Tuesday, 2 November 2010

Music from the Galaxies




So here's an astrophysicist making music. Her name is Dr. Fiorella Terenzi and she...well, read this:



“I jam with the cosmos. I jam with sound coming from the Jurassic time of earth, 180 million years old sound and this is a fantastic feeling. We think of the universe as very quiet and silent, instead it is an active place, a place where everything is being created constantly. The process started by using an antenna - the antenna is pointed to the celestial object. We receive radiation, radio waves. The celestial objects are ‘singing’ at a very high frequency that we can not hear. So I shift the frequency down and then I listen to these cosmic modulations. I look for chords, I listen carefully. I listen to what the galaxy is singing and playing in this random chaotic background, and I jam with the galaxy. That is my galactic music. When you look up, you see Orion; this fantastic constellation. But Orion was this mythological hero, you know - the warrior, the lover. But I’m not afraid to say ‘hey, I’m fantasising about Orion like my celestial lover.’”



-Fiorella Terenzi

Terenzi: Described by Time Magazine as a cross between Madonna and Carl Sagan...



I'd like to say that that paragraph was going well for a while, but anyone who claims to start and introduction with 'I jam with the cosmos' in such a hippy/spiritual type way (as opposed to the likes of Stockhausen who was verging on insanely eccentric) just makes me roll my eyes. The Universe is very quiet and silent, without the technology of light to sound conversion. And there's something I just don't like about the term 'celestial object' (especially coming from someone with PhD in astrophysics)... and I really don't need to know about her fantasising over Orion her celestial lover.

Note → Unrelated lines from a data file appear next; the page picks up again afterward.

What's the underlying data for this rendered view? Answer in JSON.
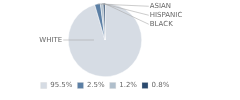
{
  "chart_data": {
    "type": "pie",
    "categories": [
      "WHITE",
      "ASIAN",
      "HISPANIC",
      "BLACK"
    ],
    "values": [
      95.5,
      2.5,
      1.2,
      0.8
    ],
    "value_labels": [
      "95.5%",
      "2.5%",
      "1.2%",
      "0.8%"
    ],
    "colors": [
      "#d6dce4",
      "#5b7fa5",
      "#b0bfcc",
      "#2b4a6e"
    ],
    "legend": "bottom"
  }
}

However, in a lecture given to Brevard College in Florida (available for free on itunes), I do like this comparison she gave of radio astronomy to music:

"I really wanted to hear the stars and quasars and a lot of the galaxy. How can you hear light? How can you hear infra red, x ray, gamma ray, UV light? Very simple, because this electromagnetic radiation has the same parameter of music and sound. It has frequency (high pitch, low pitch) and intensity (loud, soft). So that’s very easy. Once they are decoded in the same way, I can find a key to interpret the radiation. Think about the intensity of the frequency - the vibrations per second. So my voice is probably modulating at around 440 vibrations per second. If you are a soprano you probably go up to 4000hz - very high pitched, definitely. Now when you go up to the Universe , take a look at this number: millions to billions of hertz. Hydrogen is 1420Mhz, galaxies - billions to a thousand billions. You can’t hear this frequency. That’s totally inaudible. We can hear 20hz (20 vibrations per second) up to 20 000hz…. Everything else is silent for us. That doesn’t mean there is no sound. So now, sound and light have the same parameter. Great, I have a key to translate everything. I can take those high frequencies and turn them into something I can hear, I can detect."



Terenzi's album Music from the Galaxies was released in 1991, so probably the first of it's kind. The data was taken from a galaxy named UGC6697 and is quite an unusual galaxy and one of interest to many radio astronomers. It was perhaps the most appropriate galaxy to use in Terenzi’s music ; its characteristics include a marked asymmetry, peculiar rotation curve and a high star formation rate - all of which are interesting from an astronomers point of view while adding an distinctive element to the music. Terenzi then uses each of these sounds to create seven pieces, each highlighting the characteristics of particular events. Here is the track listing:



Sidereal Breath
Galactic Beats
Stellar Wind
Plasma Waves
Collision
Radio Core
Cosmic Time









I'll not go into a breakdown of each piece; I like this album because I appreciate the sounds radio telescopes can capture...but can't help feeling that by track 3 most people will lose interest. I really do feel that there is only so much that you can do with these sounds, as their variety is limited. Changing and manipulating them wouldn't make sense on this particular album.


I feel that good electronic music is focused on the envelope of sound and how that is presented - the stereo panning to create a sense of motion and the reverbation used to create the vast and empty atmosphere of space do that well. The recording effects are what makes the length of this repetitive album more interesting.